Disney has officially abandoned its planned live-action remake of the beloved 1973 animated classic Robin Hood, ending years of speculation about the project’s fate. Director Carlos López Estrada, who was attached to helm the hybrid live-action/CG reimagining, confirmed the news during a recent Reddit AMA, revealing that what could have been a fresh take on the animated favorite will never see the light of day at the studio.
The project, first announced in April 2020, was originally developed as a Disney+ exclusive. Writer Kari Granlund, who penned the Lady and the Tramp remake, had completed a script, with Justin Springer (Dumbo, Tron: Legacy) attached as producer. Despite the creative team in place, the project languished in development hell for nearly six years with no official updates until now.

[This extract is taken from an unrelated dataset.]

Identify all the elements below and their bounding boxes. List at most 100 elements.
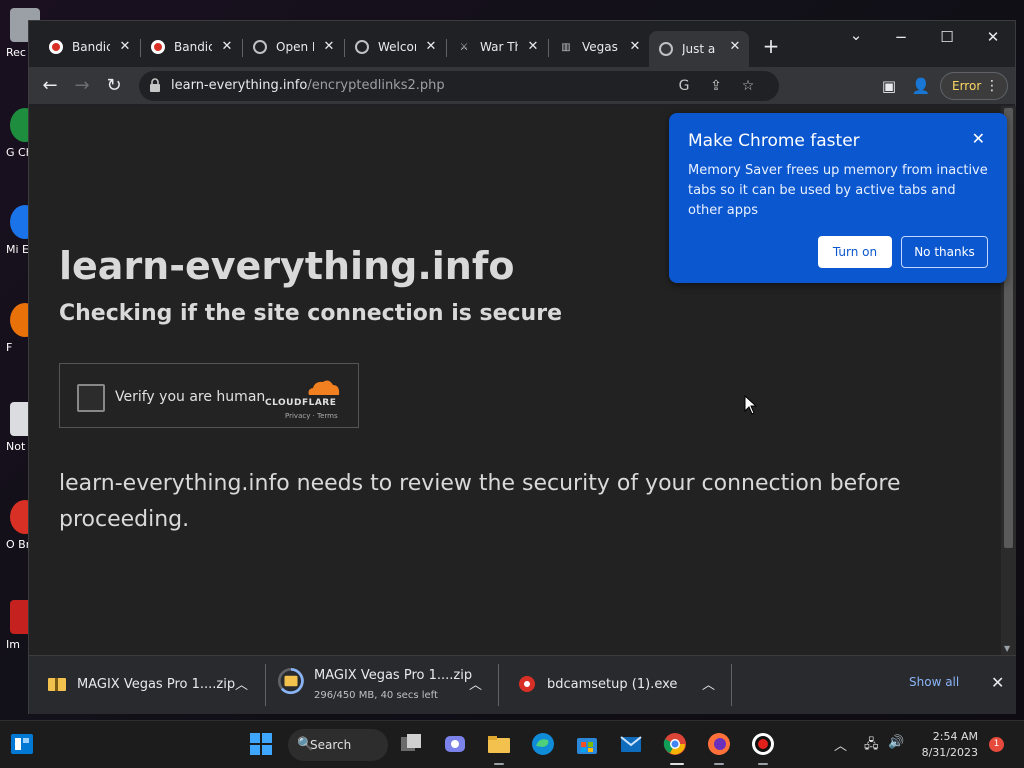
widgets-icon[interactable] — [9, 731, 35, 757]
edge-browser-icon[interactable] — [530, 731, 556, 757]
popup-close-icon[interactable]: ✕ — [972, 129, 985, 148]
tab-close-icon[interactable]: ✕ — [219, 39, 235, 55]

Estrada, who previously co-directed Disney’s Raya and the Last Dragon, didn’t hide his enthusiasm for what the team had built. “It’s dead, sadly,” he wrote on Reddit. “I say sadly because I actually thought there was something really special (and original!) there. Some truly extraordinary music we had figured out for it.” The director hinted that the musical elements were particularly groundbreaking, though those compositions will now likely remain unheard.
The filmmaker also shared a glimpse of lingering creative ambition. “I keep daydreaming about doing it independently with different characters,” he admitted, suggesting the core concept may eventually resurface in another form outside Disney’s control.
The cancellation reflects a broader strategic shift at the studio. After years of aggressively mining its animation library for live-action adaptations, with massive hits like The Lion King, Aladdin, and 2025’s billion-dollar Lilo & Stitch, Disney has grown more selective. Industry observers point to last year’s Snow White underperformance as a turning point, prompting executives to scrutinize which properties truly warrant the remake treatment.
The original Robin Hood, featuring anthropomorphic animals like Robin as a fox and Little John as a bear, earned $32 million domestically upon release and received an Oscar nomination for its song “Love.” But its 1970s aesthetic and talking-animal format may have felt dated for today’s live-action expectations, a risk Disney ultimately chose not to take.
While Robin Hood joins The Aristocats on the cancellation pile, Disney’s remake machine continues running. The live-action Moana, starring Dwayne Johnson, hits theaters July 10, followed by Tangled in active development. Meanwhile, a Hercules remake from Guy Ritchie and a Beauty and the Beast spinoff focused on Gaston remain in the pipeline.
For Estrada, the Robin Hood experience adds to a complicated Disney history. As the studio’s first director of color at Disney Animation, he described the experience as simultaneously “so special and so hard.” He parted ways with the company after contributing to Wish, which he admitted he left because he “wasn’t super on board with the direction it took.”
The Sherwood Forest may remain silent, but Estrada’s vision, and that “truly extraordinary music”, will live on only in daydreams.